Synthetic agents produce sedation and light‐headedness, although anxiety and restlessness sometimes occur, presumably because central inhibitory synapses are depressed. Higher toxic doses cause twitching and visual disturbances, whereas severe toxicity causes convulsions and coma, with respiratory and cardiac depression resulting from medullary depression. Even cocaine, which has central stimulant properties unrelated to its local anaesthetic action, may cause death by respiratory depression.

Cardiovascular system

With the exception of cocaine, which causes vasoconstriction – by blocking norepinephrine (noradrenaline) reuptake – local anaesthetics cause vasodilatation, partly by a direct action on the blood vessels and partly by blocking their sympathetic nerve supply. The result of vasodilatation and myocardial depression is a decrease in blood pressure, which may be severe, especially with bupivacaine. The R(−)‐stereoisomer of bupivacaine, levobupivacaine may be less cardiotoxic than racemic bupivacaine because the R(−)‐isomer has less affinity for myocardial Na+ channels than does the S(+)‐isomer. Ropivacaine is a single (S)‐isomer and may also have reduced cardiotoxicity.

Duration of action

In general, high potency and long duration are related to high lipid solubility because this results in much of the locally applied drug entering the cells. Vasoconstriction also tends to prolong the anaesthetic effect by reducing systemic distribution of the agent, and this can be achieved by the addition of a vasoconstrictor, such as epinephrine (adrenaline) or, less often, norepinephrine. Vasoconstrictors must not be used to produce ring block of an extremity (e.g. finger or toe) because they may cause prolonged ischaemia and gangrene.

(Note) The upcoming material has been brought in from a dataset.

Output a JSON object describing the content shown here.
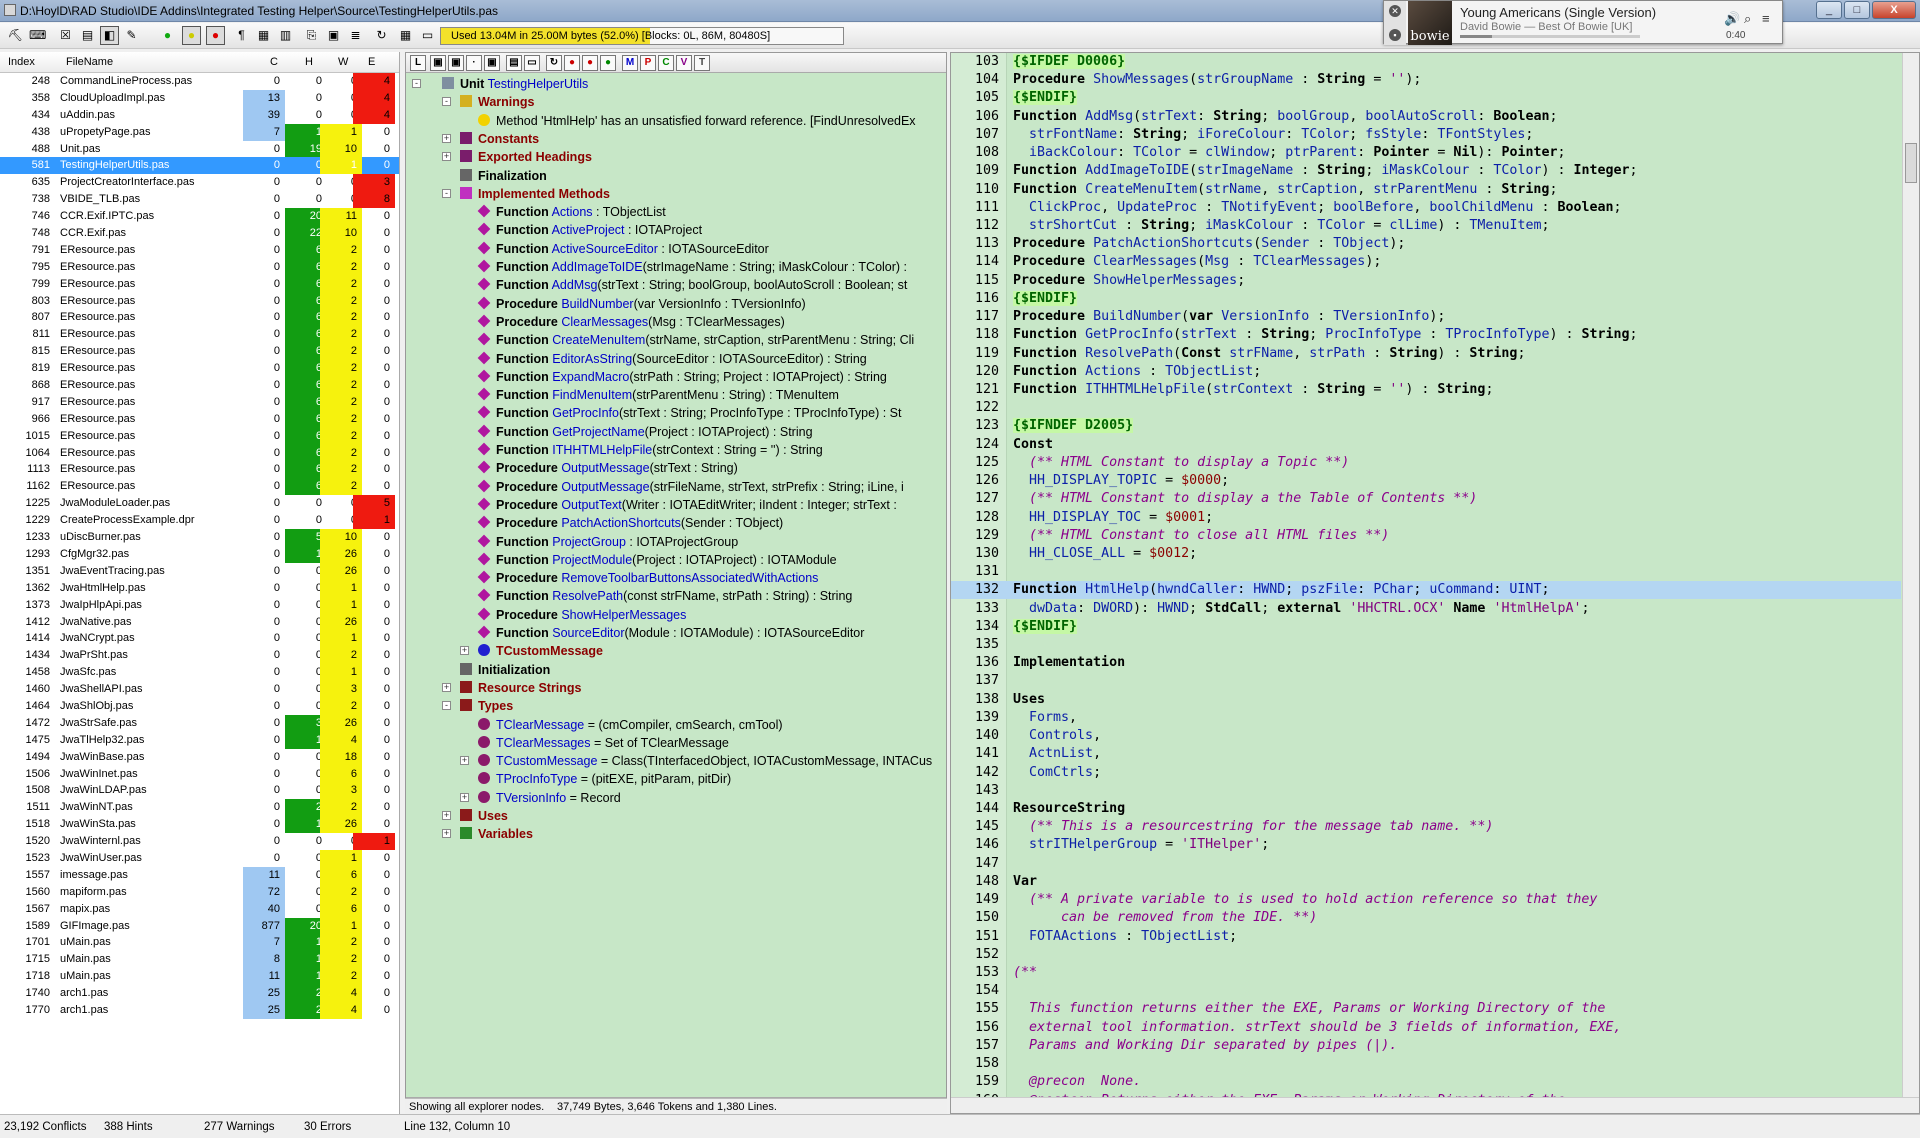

Amides are dealkylated in the liver, and esters (not cocaine) are hydrolysed by plasma pseudocholinesterase; however, drug metabolism has little effect on the duration of action of agents actually in the tissues.

Methods of administration

Surface anaesthesia

Topical application to external or mucosal surfaces.

Infiltration anaesthesia

Subcutaneous injection to act on local nerve endings, usually with a vasoconstrictor.

Nerve block

Techniques range from infiltration of anaesthetic around a single nerve (e.g. dental anaesthesia) to epidural and spinal anaesthesia. In spinal anaesthesia (intrathecal block), a drug is injected into the cerebrospinal fluid in the subarachnoid space. In epidural anaesthesia, the anaesthetic is injected outside the dura. Spinal anaesthesia is technically far easier to produce than epidural anaesthesia, but the latter technique virtually eliminates the postanaesthetic complications, such as headache.

Intravenous regional anaesthesia

Anaesthetic is injected intravenously into an exsanguinated limb. A tourniquet prevents the agent from reaching the systemic circulation.